In order to evaluate the impact of optimizations, one has to compile the code on each environment. Here, device_name is the name of the device one use in Makefile and job scripts. We assume that the Installation has already been made successfully. The impact of optimizations can be evaluated by comparing the standard output with different versions.

OpenACC version

export DEVICE=device_name
export OPTIMIZATION=STEP1 # choose from STEP0-2 for CPUs and choose from STEP0-1 for GPUs
cd src_openacc
make
cd ../wk
./job.sh

OpenMP4.5 version

This is an experimental version (not appeared in the workshop paper). It seems important to map GPUs before calling MPI_Init. See wrapper.sh and sub_Wisteria_A100_omp4.5.sh.

export DEVICE=device_name
export OPTIMIZATION=STEP1 # choose from STEP0-1 for GPUs
cd src_openmp4.5
make
cd ../wk
./job.sh

Kokkos version

export DEVICE=device_name
export OMPICXX=$KOKKOSPATH/bin/nvccwrapper # Only for OpenMPI + GPU case
export OPTIMIZATION=STEP1 # choose from STEP0-2 for CPUs and choose from STEP0-1 for GPUs
cd src_kokkos
make
cd ../wk
./job.sh

C++ parallel algorithm (stdpar) version

This is an experimental version (not appeared in the workshop paper). As well as the OpenMP4.5 version, it is recommended to map GPUs before calling MPI_Init. See sub_Wisteria_A100_stdpar.sh.

export DEVICE=device_name
cd src_stdpar
make
cd ../wk
./job.sh

Expected result

If the code works correctly, one may find the standard output file in ascii format showing the timing at the bottom.
The timings look like (though not alingned in the standard output file)
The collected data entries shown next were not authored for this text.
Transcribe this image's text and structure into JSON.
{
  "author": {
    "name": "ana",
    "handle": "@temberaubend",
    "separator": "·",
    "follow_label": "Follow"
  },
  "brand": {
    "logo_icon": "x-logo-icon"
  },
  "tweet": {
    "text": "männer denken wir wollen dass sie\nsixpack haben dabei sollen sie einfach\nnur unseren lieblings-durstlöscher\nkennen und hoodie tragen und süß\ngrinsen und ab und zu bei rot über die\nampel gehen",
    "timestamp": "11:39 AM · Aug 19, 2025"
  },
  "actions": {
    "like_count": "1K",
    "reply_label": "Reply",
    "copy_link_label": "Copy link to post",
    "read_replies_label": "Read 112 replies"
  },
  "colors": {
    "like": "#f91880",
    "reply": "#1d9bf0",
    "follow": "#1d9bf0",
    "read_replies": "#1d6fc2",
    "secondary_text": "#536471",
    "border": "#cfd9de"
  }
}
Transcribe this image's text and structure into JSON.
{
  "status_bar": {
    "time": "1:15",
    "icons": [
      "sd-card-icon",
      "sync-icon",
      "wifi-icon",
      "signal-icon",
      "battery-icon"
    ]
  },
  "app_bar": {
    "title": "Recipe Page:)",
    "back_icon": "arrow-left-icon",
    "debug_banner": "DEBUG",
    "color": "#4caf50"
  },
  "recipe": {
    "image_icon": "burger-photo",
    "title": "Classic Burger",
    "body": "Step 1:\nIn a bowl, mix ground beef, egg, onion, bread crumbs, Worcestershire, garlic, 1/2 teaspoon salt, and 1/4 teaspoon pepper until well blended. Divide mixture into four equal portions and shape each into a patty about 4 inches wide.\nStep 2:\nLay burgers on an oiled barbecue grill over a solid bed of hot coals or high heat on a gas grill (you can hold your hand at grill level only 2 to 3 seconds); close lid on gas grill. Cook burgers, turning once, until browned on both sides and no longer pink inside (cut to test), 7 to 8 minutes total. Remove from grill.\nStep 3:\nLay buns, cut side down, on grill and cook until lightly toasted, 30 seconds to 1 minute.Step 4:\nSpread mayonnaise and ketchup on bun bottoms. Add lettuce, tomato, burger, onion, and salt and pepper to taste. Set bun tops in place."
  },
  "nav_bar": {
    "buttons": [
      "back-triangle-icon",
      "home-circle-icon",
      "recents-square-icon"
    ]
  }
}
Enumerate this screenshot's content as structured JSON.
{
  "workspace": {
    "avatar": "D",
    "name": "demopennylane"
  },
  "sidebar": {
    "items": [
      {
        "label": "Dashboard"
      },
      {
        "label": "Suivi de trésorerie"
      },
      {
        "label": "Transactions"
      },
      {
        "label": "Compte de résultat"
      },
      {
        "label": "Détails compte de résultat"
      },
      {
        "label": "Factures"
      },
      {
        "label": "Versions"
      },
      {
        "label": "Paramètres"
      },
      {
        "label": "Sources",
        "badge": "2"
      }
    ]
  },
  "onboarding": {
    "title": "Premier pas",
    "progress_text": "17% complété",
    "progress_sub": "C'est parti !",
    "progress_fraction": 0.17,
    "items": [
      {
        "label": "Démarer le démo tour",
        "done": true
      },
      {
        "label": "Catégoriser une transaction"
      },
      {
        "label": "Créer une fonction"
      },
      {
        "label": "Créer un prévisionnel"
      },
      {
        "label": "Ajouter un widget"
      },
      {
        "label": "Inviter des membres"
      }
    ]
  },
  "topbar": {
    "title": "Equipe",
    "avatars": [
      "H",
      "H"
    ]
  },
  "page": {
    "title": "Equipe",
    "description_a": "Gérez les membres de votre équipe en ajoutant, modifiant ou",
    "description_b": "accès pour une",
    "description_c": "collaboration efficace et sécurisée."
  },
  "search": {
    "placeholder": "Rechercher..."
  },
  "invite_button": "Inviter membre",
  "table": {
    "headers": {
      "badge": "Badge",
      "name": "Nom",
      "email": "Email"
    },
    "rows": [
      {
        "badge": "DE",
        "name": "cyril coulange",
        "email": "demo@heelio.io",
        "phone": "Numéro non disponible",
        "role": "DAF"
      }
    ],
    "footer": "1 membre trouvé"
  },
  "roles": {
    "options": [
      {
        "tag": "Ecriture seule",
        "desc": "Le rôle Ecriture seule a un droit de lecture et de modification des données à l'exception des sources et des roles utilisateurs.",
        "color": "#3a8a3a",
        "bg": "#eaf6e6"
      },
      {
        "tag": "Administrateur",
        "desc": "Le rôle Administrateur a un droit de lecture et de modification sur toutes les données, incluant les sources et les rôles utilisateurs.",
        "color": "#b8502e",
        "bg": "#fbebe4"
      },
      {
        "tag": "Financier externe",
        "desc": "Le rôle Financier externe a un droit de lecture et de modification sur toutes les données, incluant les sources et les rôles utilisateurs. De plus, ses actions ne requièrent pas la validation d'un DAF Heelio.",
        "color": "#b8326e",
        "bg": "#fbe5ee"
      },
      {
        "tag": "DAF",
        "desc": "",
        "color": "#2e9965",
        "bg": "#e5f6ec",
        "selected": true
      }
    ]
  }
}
total 4.57123 [s], 1 calls
MainLoop 4.56027 [s], 40 calls
pack 0.14395 [s], 40 calls
comm 0.705633 [s], 40 calls
unpack 0.0556184 [s], 40 calls
advec2D 0.258894 [s], 40 calls
advec4D 1.38773 [s], 40 calls
field 0.0474864 [s], 80 calls
all_reduce 0.116563 [s], 80 calls
Fourier 0.0296469 [s], 80 calls
diag 0.0992476 [s], 40 calls
splinecoeff_xy 0.805345 [s], 40 calls
splinecoeff_vxvy 0.907955 [s], 40 calls

Each column denotes the kernel name, total elapsed time in seconds, and number of call counts. The elapsed time s of a given kernel for a single iteration can be computed by

total elapsed time [s] / number of call counts

The Flops and memory bandwidth are computed by the following formula

Flops = Nf/s,
Bytes/s = Nb/s

where f and b denote the total amount of floating point operation and memory accesses per grid point. N represent the total number of grid points ans s is the elapsed time of a given kernel for a single iteration. f and b presented in Table V of the paper (section VI) are the analytical estimates from the source code.